Self-Regulation Winning Ongoing BT Battle

Josh GordonAs reported by ClickZ, and a number of other industry publications, the much anticipated legislation designed to govern data privacy within online advertising has arrived in the House of Representatives in the form of the "Boucher Bill." Those who back robust rules about data use will likely not be pleased. The displeasure will likely be focused primarily on passages in the bill that are similar to the following:

"Nothing in this Act shall prohibit [a publisher or ad network] from collecting or disclosing aggregate information or [personal] information that has been rendered anonymous."

That is not strict privacy governance, which means those advocating self-regulation are currently winning a war that is entering new battlefront. Though the bill is only in the first of what promises to be many iterations, one primary reality seems to be taking shape.

Effective self-regulation of network, or “offsite,” behavioral targeting has earned enough respect on Capitol Hill – enough trust – that lawmakers are clearly willing to trust advertisers with data management and usage. Interestingly, that means that the traditional gateway for businesses to push their message to consumers – the opt-in – may be turned on its ear. Marketers are applying the “ask for forgiveness, not permission” model to behaviorally powered affiliate marketing.
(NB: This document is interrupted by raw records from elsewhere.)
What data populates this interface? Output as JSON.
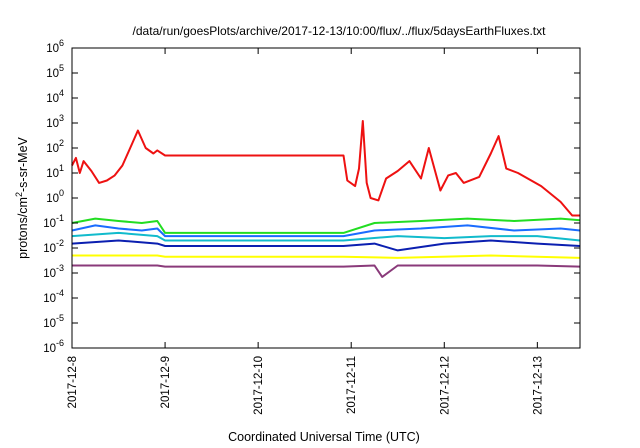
{
  "chart_data": {
    "type": "line",
    "title": "/data/run/goesPlots/archive/2017-12-13/10:00/flux/../flux/5daysEarthFluxes.txt",
    "xlabel": "Coordinated Universal Time (UTC)",
    "ylabel": "protons/cm2-s-sr-MeV",
    "y_scale": "log",
    "ylim": [
      1e-06,
      1000000.0
    ],
    "xlim": [
      "2017-12-08",
      "2017-12-13 11:00"
    ],
    "grid": false,
    "legend": "none",
    "x_ticks": [
      "2017-12-8",
      "2017-12-9",
      "2017-12-10",
      "2017-12-11",
      "2017-12-12",
      "2017-12-13"
    ],
    "y_ticks": [
      {
        "base": "10",
        "exp": "-6",
        "value": 1e-06
      },
      {
        "base": "10",
        "exp": "-5",
        "value": 1e-05
      },
      {
        "base": "10",
        "exp": "-4",
        "value": 0.0001
      },
      {
        "base": "10",
        "exp": "-3",
        "value": 0.001
      },
      {
        "base": "10",
        "exp": "-2",
        "value": 0.01
      },
      {
        "base": "10",
        "exp": "-1",
        "value": 0.1
      },
      {
        "base": "10",
        "exp": "0",
        "value": 1
      },
      {
        "base": "10",
        "exp": "1",
        "value": 10
      },
      {
        "base": "10",
        "exp": "2",
        "value": 100
      },
      {
        "base": "10",
        "exp": "3",
        "value": 1000
      },
      {
        "base": "10",
        "exp": "4",
        "value": 10000
      },
      {
        "base": "10",
        "exp": "5",
        "value": 100000
      },
      {
        "base": "10",
        "exp": "6",
        "value": 1000000
      }
    ],
    "series": [
      {
        "color": "#ee1111",
        "x": [
          "2017-12-08 00:00",
          "2017-12-08 01:00",
          "2017-12-08 02:00",
          "2017-12-08 03:00",
          "2017-12-08 05:00",
          "2017-12-08 07:00",
          "2017-12-08 09:00",
          "2017-12-08 11:00",
          "2017-12-08 13:00",
          "2017-12-08 15:00",
          "2017-12-08 17:00",
          "2017-12-08 19:00",
          "2017-12-08 21:00",
          "2017-12-08 22:00",
          "2017-12-09 00:00",
          "2017-12-10 22:00",
          "2017-12-10 23:00",
          "2017-12-11 01:00",
          "2017-12-11 02:00",
          "2017-12-11 03:00",
          "2017-12-11 04:00",
          "2017-12-11 05:00",
          "2017-12-11 07:00",
          "2017-12-11 09:00",
          "2017-12-11 12:00",
          "2017-12-11 15:00",
          "2017-12-11 18:00",
          "2017-12-11 20:00",
          "2017-12-11 23:00",
          "2017-12-12 01:00",
          "2017-12-12 03:00",
          "2017-12-12 05:00",
          "2017-12-12 09:00",
          "2017-12-12 12:00",
          "2017-12-12 14:00",
          "2017-12-12 16:00",
          "2017-12-12 19:00",
          "2017-12-13 01:00",
          "2017-12-13 06:00",
          "2017-12-13 09:00",
          "2017-12-13 11:00"
        ],
        "values": [
          20,
          40,
          10,
          30,
          12,
          4,
          5,
          8,
          20,
          100,
          500,
          100,
          60,
          80,
          50,
          50,
          5,
          3,
          15,
          1200,
          4,
          1,
          0.8,
          6,
          12,
          30,
          6,
          100,
          2,
          8,
          10,
          4,
          7,
          60,
          300,
          15,
          10,
          3,
          0.7,
          0.2,
          0.2
        ]
      },
      {
        "color": "#22dd22",
        "x": [
          "2017-12-08 00:00",
          "2017-12-08 06:00",
          "2017-12-08 12:00",
          "2017-12-08 18:00",
          "2017-12-08 22:00",
          "2017-12-09 00:00",
          "2017-12-10 22:00",
          "2017-12-11 06:00",
          "2017-12-11 18:00",
          "2017-12-12 06:00",
          "2017-12-12 18:00",
          "2017-12-13 06:00",
          "2017-12-13 11:00"
        ],
        "values": [
          0.1,
          0.15,
          0.12,
          0.1,
          0.12,
          0.04,
          0.04,
          0.1,
          0.12,
          0.15,
          0.12,
          0.15,
          0.13
        ]
      },
      {
        "color": "#1a6cff",
        "x": [
          "2017-12-08 00:00",
          "2017-12-08 06:00",
          "2017-12-08 12:00",
          "2017-12-08 18:00",
          "2017-12-08 22:00",
          "2017-12-09 00:00",
          "2017-12-10 22:00",
          "2017-12-11 06:00",
          "2017-12-11 18:00",
          "2017-12-12 06:00",
          "2017-12-12 18:00",
          "2017-12-13 06:00",
          "2017-12-13 11:00"
        ],
        "values": [
          0.05,
          0.08,
          0.06,
          0.05,
          0.06,
          0.03,
          0.03,
          0.05,
          0.06,
          0.08,
          0.05,
          0.06,
          0.05
        ]
      },
      {
        "color": "#11bbcc",
        "x": [
          "2017-12-08 00:00",
          "2017-12-08 12:00",
          "2017-12-08 22:00",
          "2017-12-09 00:00",
          "2017-12-10 22:00",
          "2017-12-11 12:00",
          "2017-12-12 00:00",
          "2017-12-12 12:00",
          "2017-12-13 00:00",
          "2017-12-13 11:00"
        ],
        "values": [
          0.03,
          0.04,
          0.03,
          0.02,
          0.02,
          0.03,
          0.025,
          0.03,
          0.03,
          0.02
        ]
      },
      {
        "color": "#0b1fb0",
        "x": [
          "2017-12-08 00:00",
          "2017-12-08 12:00",
          "2017-12-08 22:00",
          "2017-12-09 00:00",
          "2017-12-10 22:00",
          "2017-12-11 06:00",
          "2017-12-11 12:00",
          "2017-12-12 00:00",
          "2017-12-12 12:00",
          "2017-12-13 00:00",
          "2017-12-13 11:00"
        ],
        "values": [
          0.015,
          0.02,
          0.015,
          0.012,
          0.012,
          0.015,
          0.008,
          0.015,
          0.02,
          0.015,
          0.012
        ]
      },
      {
        "color": "#ffff00",
        "x": [
          "2017-12-08 00:00",
          "2017-12-08 22:00",
          "2017-12-09 00:00",
          "2017-12-10 22:00",
          "2017-12-11 12:00",
          "2017-12-12 12:00",
          "2017-12-13 11:00"
        ],
        "values": [
          0.005,
          0.005,
          0.0045,
          0.0045,
          0.004,
          0.005,
          0.004
        ]
      },
      {
        "color": "#8a3a7a",
        "x": [
          "2017-12-08 00:00",
          "2017-12-08 12:00",
          "2017-12-08 22:00",
          "2017-12-09 00:00",
          "2017-12-10 22:00",
          "2017-12-11 06:00",
          "2017-12-11 08:00",
          "2017-12-11 12:00",
          "2017-12-12 00:00",
          "2017-12-12 12:00",
          "2017-12-13 00:00",
          "2017-12-13 11:00"
        ],
        "values": [
          0.002,
          0.002,
          0.002,
          0.0018,
          0.0018,
          0.002,
          0.0007,
          0.002,
          0.002,
          0.002,
          0.002,
          0.0018
        ]
      }
    ]
  }
}
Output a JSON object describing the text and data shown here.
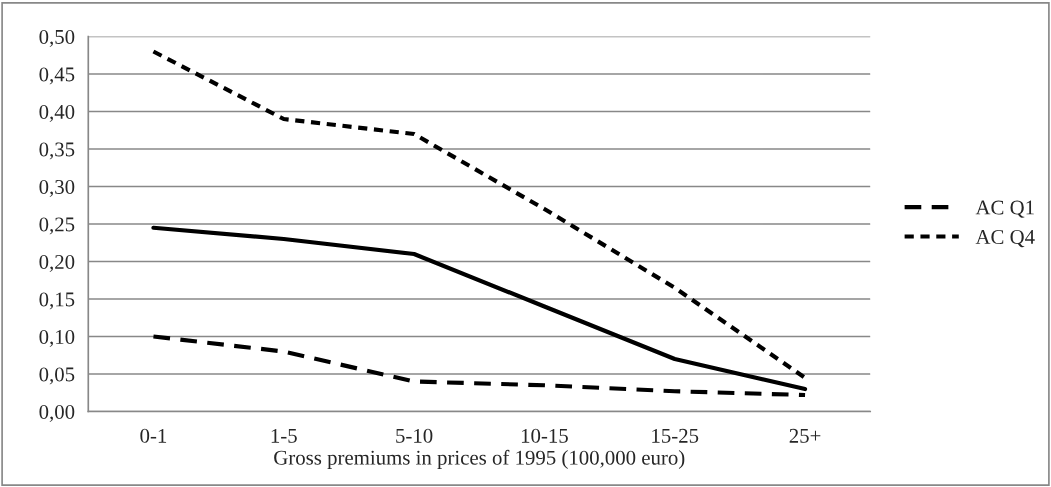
{
  "chart_data": {
    "type": "line",
    "xlabel": "Gross premiums in prices of 1995 (100,000 euro)",
    "categories": [
      "0-1",
      "1-5",
      "5-10",
      "10-15",
      "15-25",
      "25+"
    ],
    "series": [
      {
        "name": "AC Q1",
        "color": "#000000",
        "line_style": "dashed",
        "values": [
          0.1,
          0.08,
          0.04,
          0.035,
          0.027,
          0.022
        ]
      },
      {
        "name": "AC Q4",
        "color": "#000000",
        "line_style": "dotted",
        "values": [
          0.48,
          0.39,
          0.37,
          0.27,
          0.165,
          0.045
        ]
      },
      {
        "color": "#000000",
        "line_style": "solid",
        "values": [
          0.245,
          0.23,
          0.21,
          0.14,
          0.07,
          0.03
        ]
      }
    ],
    "ylim": [
      0,
      0.5
    ],
    "yticks": [
      {
        "value": 0,
        "label": "0,00"
      },
      {
        "value": 0.05,
        "label": "0,05"
      },
      {
        "value": 0.1,
        "label": "0,10"
      },
      {
        "value": 0.15,
        "label": "0,15"
      },
      {
        "value": 0.2,
        "label": "0,20"
      },
      {
        "value": 0.25,
        "label": "0,25"
      },
      {
        "value": 0.3,
        "label": "0,30"
      },
      {
        "value": 0.35,
        "label": "0,35"
      },
      {
        "value": 0.4,
        "label": "0,40"
      },
      {
        "value": 0.45,
        "label": "0,45"
      },
      {
        "value": 0.5,
        "label": "0,50"
      }
    ],
    "grid": "y",
    "legend": "right"
  }
}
As this rule begins to take hold within the direct digital marketing industry over the next several months, its impact may spread to other direct digital channels.

The relentless spread of social media has likely had a major influence on this first version of the bill. The amount of personal information consumers are willing to share about themselves online is increasing every day, even in light of Facebook’s ongoing struggle to protect massive amounts of data that leaves many marketers salivating. For now it seems that self-regulation is still permissible, but those advocates may lose their momentum if Facebook is unable to better protect its users. Self-regulation advocates should be reaching out to Facebook in droves right now to prevent their opponents from building an effective use case for more robust data protection.

Currently there are different rules for different direct digital marketing channels. Onsite behavioral targeting is still safe from privacy concerns, but offsite behavioral targeting now uses the opt-out as a primary option for the consumer. With email and mobile consumers must first opt-in, even double opt-in at times. As self-regulation of direct digital marketing in general becomes a more trusted enterprise by consumers and lawmakers alike, it is worth contemplating how the opt-out may eventually replace the opt-in, and not just with offsite targeting.

What do you think: With direct digital marketing having such a broad channel concentration, should the next step of industry privacy regulation be a uniform set of rules that govern all direct digital marketing?